Mr Wegg, glancing in great dudgeon towards the French gentleman's corner, seemed to notice something new there, which induced him to glance at the opposite corner, and then to put on his glasses and stare at all the nooks and corners of the dim shop in succession.

'Why, you've been having the place cleaned up!' he exclaimed.

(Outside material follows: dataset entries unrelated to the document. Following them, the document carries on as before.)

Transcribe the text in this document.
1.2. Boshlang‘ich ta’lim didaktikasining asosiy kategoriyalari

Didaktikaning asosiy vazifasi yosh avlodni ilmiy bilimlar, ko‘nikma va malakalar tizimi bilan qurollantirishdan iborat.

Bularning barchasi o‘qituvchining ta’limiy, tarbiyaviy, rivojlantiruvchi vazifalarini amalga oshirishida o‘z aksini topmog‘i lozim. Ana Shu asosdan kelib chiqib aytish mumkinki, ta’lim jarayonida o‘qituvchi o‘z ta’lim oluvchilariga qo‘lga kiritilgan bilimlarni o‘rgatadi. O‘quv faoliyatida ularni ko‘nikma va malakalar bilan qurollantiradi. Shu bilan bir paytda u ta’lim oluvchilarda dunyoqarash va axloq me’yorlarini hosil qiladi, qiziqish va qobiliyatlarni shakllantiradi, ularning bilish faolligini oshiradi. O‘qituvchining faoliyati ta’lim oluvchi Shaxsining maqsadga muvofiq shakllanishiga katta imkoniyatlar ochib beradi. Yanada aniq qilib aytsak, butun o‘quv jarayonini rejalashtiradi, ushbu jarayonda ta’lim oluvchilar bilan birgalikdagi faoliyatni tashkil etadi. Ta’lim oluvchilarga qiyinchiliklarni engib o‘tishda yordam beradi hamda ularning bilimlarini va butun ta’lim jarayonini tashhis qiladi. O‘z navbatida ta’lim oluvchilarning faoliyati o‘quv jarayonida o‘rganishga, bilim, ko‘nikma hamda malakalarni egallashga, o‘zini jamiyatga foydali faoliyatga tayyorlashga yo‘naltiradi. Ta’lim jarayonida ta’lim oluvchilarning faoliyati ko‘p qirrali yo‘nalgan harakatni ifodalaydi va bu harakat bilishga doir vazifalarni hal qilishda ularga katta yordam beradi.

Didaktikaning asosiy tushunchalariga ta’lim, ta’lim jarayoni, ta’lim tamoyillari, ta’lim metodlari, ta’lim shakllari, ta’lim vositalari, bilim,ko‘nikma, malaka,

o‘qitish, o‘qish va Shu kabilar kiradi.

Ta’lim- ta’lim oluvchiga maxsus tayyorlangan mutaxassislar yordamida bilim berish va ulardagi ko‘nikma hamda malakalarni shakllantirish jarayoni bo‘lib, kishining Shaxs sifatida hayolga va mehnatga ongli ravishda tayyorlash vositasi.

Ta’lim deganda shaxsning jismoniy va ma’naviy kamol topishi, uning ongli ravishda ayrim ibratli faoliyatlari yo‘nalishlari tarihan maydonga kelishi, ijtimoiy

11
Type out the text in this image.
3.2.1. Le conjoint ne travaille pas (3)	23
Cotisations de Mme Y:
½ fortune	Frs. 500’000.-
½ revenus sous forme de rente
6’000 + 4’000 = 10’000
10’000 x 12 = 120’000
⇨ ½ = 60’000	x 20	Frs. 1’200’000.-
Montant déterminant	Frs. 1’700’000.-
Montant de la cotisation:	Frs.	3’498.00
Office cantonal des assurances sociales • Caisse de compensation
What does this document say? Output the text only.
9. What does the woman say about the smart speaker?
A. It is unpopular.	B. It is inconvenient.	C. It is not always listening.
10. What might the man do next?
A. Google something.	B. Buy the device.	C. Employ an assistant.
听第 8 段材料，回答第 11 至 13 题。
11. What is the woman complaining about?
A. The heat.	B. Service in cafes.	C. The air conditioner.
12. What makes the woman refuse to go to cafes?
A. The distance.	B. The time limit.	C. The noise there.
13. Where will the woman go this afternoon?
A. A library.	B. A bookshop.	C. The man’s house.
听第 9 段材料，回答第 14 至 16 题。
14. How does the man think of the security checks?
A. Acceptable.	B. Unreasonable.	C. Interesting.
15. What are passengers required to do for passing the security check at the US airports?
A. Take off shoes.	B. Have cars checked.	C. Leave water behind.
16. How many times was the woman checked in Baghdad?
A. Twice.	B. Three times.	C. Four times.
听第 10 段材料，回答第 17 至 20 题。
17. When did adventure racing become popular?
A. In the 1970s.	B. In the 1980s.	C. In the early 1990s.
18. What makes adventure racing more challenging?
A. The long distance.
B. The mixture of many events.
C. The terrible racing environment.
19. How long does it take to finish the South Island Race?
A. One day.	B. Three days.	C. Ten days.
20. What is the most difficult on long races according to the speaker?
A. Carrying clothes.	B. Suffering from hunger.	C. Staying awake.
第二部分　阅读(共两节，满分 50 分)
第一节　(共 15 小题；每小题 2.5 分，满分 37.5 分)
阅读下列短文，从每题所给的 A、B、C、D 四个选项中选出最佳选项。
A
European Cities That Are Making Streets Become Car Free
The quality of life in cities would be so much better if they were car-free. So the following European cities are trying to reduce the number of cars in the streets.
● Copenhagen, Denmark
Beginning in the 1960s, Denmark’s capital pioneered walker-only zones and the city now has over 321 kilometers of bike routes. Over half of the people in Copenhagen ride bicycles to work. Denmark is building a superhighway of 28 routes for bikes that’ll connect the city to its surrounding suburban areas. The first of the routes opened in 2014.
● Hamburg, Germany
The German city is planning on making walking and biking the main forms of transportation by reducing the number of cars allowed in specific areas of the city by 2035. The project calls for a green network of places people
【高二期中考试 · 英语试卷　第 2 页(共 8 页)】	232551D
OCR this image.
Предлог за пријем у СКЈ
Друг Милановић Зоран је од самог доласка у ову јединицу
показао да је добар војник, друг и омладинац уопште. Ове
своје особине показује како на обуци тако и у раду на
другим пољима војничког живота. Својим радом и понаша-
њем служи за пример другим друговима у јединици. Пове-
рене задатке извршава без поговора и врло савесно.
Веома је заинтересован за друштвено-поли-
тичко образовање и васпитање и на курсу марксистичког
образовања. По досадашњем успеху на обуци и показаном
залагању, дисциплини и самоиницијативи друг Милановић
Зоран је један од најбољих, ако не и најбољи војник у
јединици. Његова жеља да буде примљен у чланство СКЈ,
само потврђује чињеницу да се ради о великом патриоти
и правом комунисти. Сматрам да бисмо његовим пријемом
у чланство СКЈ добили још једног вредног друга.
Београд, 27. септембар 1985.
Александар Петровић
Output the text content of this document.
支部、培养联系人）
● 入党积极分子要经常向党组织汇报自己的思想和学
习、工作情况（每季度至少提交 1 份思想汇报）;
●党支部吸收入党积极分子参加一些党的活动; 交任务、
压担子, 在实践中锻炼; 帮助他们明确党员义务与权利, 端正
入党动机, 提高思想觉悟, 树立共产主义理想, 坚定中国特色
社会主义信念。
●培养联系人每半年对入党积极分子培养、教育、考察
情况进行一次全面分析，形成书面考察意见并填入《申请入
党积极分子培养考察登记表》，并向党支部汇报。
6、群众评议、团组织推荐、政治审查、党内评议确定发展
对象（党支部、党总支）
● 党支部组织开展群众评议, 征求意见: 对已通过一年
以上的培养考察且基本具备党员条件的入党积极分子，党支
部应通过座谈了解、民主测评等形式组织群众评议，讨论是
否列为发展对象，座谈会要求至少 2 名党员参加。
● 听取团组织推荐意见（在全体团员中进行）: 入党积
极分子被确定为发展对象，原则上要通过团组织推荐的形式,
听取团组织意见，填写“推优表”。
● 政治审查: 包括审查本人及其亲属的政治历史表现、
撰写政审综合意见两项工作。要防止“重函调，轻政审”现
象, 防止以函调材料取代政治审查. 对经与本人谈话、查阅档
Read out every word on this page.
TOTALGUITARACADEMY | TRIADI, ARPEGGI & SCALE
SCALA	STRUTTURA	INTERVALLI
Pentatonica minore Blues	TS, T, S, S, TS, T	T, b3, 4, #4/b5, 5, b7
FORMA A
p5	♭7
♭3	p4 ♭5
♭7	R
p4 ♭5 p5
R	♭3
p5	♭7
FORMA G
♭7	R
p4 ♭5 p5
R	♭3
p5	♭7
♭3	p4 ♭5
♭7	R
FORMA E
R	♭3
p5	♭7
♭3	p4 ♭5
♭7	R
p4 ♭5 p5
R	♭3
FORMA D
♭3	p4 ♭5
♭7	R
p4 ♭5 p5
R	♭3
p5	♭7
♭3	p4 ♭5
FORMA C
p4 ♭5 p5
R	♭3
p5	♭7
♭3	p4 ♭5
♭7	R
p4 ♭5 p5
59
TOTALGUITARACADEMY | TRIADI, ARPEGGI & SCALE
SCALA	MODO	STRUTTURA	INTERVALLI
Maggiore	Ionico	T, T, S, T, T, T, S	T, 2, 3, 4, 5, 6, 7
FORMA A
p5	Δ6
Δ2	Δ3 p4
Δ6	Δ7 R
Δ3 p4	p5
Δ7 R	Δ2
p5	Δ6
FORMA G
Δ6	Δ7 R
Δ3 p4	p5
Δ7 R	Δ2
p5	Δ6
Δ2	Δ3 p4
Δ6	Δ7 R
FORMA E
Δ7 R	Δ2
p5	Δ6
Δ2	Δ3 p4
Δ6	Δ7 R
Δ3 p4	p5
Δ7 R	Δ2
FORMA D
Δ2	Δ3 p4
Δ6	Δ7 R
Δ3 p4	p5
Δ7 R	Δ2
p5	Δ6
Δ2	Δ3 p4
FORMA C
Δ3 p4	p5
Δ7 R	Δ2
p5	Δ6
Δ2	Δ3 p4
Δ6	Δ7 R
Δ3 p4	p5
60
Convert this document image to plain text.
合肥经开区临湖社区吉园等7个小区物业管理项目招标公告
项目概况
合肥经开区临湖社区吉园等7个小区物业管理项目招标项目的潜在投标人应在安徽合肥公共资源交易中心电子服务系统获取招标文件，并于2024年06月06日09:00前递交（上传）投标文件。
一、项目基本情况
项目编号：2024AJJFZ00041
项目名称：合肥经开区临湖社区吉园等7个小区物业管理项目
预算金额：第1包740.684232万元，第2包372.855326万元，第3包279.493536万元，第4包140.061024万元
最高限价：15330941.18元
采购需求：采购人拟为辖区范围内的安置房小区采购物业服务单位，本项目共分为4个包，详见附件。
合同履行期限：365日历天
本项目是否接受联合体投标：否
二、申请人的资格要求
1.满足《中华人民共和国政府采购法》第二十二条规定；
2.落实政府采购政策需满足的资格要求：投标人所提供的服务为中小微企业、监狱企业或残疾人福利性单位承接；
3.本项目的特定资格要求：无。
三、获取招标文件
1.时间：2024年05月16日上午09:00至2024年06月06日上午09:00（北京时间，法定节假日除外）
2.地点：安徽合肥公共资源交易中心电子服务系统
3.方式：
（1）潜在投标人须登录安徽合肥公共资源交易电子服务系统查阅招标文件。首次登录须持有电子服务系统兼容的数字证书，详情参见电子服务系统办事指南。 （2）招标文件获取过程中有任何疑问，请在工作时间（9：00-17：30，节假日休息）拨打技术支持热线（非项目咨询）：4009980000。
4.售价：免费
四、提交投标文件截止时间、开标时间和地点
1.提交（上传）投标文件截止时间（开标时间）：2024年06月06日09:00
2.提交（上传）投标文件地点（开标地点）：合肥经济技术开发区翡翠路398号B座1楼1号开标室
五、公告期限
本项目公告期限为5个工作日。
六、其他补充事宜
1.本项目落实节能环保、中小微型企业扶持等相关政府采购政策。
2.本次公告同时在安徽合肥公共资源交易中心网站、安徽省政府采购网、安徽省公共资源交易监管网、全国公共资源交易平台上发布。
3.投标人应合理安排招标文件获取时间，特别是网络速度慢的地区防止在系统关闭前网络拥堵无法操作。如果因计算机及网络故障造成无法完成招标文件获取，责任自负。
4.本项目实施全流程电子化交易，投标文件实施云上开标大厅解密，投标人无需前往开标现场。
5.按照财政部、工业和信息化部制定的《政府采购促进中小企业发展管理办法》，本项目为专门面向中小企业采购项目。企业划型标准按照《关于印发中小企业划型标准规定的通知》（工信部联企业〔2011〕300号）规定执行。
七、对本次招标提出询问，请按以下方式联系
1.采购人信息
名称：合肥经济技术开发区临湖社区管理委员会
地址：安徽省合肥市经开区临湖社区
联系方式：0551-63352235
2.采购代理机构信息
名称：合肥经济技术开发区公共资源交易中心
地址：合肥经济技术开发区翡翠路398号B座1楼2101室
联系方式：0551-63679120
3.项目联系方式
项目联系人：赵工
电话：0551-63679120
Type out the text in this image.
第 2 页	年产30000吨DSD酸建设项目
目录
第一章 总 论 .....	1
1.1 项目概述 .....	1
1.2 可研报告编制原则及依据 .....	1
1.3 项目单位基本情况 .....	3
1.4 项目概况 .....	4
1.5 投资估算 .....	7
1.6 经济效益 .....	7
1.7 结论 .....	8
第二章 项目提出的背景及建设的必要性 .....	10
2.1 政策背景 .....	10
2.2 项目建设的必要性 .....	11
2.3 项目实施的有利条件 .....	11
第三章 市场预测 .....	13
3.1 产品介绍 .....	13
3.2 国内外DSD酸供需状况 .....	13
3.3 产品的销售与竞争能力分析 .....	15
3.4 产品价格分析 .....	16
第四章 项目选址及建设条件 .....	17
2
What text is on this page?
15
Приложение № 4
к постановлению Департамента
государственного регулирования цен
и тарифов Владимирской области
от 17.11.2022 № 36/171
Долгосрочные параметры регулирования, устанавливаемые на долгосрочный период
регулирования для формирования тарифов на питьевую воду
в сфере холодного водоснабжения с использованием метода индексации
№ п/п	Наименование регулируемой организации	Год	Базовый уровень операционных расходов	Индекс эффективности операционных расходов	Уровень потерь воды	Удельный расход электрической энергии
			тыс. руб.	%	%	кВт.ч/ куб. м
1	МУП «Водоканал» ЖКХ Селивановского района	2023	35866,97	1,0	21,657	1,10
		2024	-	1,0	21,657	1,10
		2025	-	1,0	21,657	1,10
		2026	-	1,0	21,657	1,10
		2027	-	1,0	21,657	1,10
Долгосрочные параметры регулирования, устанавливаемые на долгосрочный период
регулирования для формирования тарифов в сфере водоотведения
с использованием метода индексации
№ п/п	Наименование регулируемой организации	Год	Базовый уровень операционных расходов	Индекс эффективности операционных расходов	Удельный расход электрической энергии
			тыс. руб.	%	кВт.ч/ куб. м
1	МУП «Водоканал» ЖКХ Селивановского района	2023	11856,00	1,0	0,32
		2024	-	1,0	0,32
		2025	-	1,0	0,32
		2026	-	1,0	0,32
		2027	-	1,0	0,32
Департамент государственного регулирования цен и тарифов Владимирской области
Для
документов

'Yes, Mr Wegg. By the hand of adorable woman.'

'Then what you're going to do next, I suppose, is to get married?'

'That's it, sir.'

Silas took off his glasses again--finding himself too intensely disgusted by the sprightly appearance of his friend and partner to bear a magnified view of him and made the inquiry:

'To the old party?'

'Mr Wegg!' said Venus, with a sudden flush of wrath. 'The lady in question is not a old party.'

'I meant,' exclaimed Wegg, testily, 'to the party as formerly objected?'

'Mr Wegg,' said Venus, 'in a case of so much delicacy, I must trouble you to say what you mean. There are strings that must not be played upon. No sir! Not sounded, unless in the most respectful and tuneful manner. Of such melodious strings is Miss Pleasant Riderhood formed.'

'Then it IS the lady as formerly objected?' said Wegg.

'Sir,' returned Venus with dignity, 'I accept the altered phrase. It is the lady as formerly objected.'

'When is it to come off?' asked Silas.

'Mr Wegg,' said Venus, with another flush. 'I cannot permit it to be put in the form of a Fight. I must temperately but firmly call upon you, sir, to amend that question.'

'When is the lady,' Wegg reluctantly demanded, constraining his ill temper in remembrance of the partnership and its stock in trade, 'a going to give her 'and where she has already given her 'art?'

'Sir,' returned Venus, 'I again accept the altered phrase, and with pleasure. The lady is a going to give her 'and where she has already given her 'art, next Monday.'

'Then the lady's objection has been met?' said Silas.

'Mr Wegg,' said Venus, 'as I did name to you, I think, on a former occasion, if not on former occasions--'

'On former occasions,' interrupted Wegg.

'--What,' pursued Venus, 'what the nature of the lady's objection was, I may impart, without violating any of the tender confidences since sprung up between the lady and myself, how it has been met, through the kind interference of two good friends of mine: one, previously acquainted with the lady: and one, not.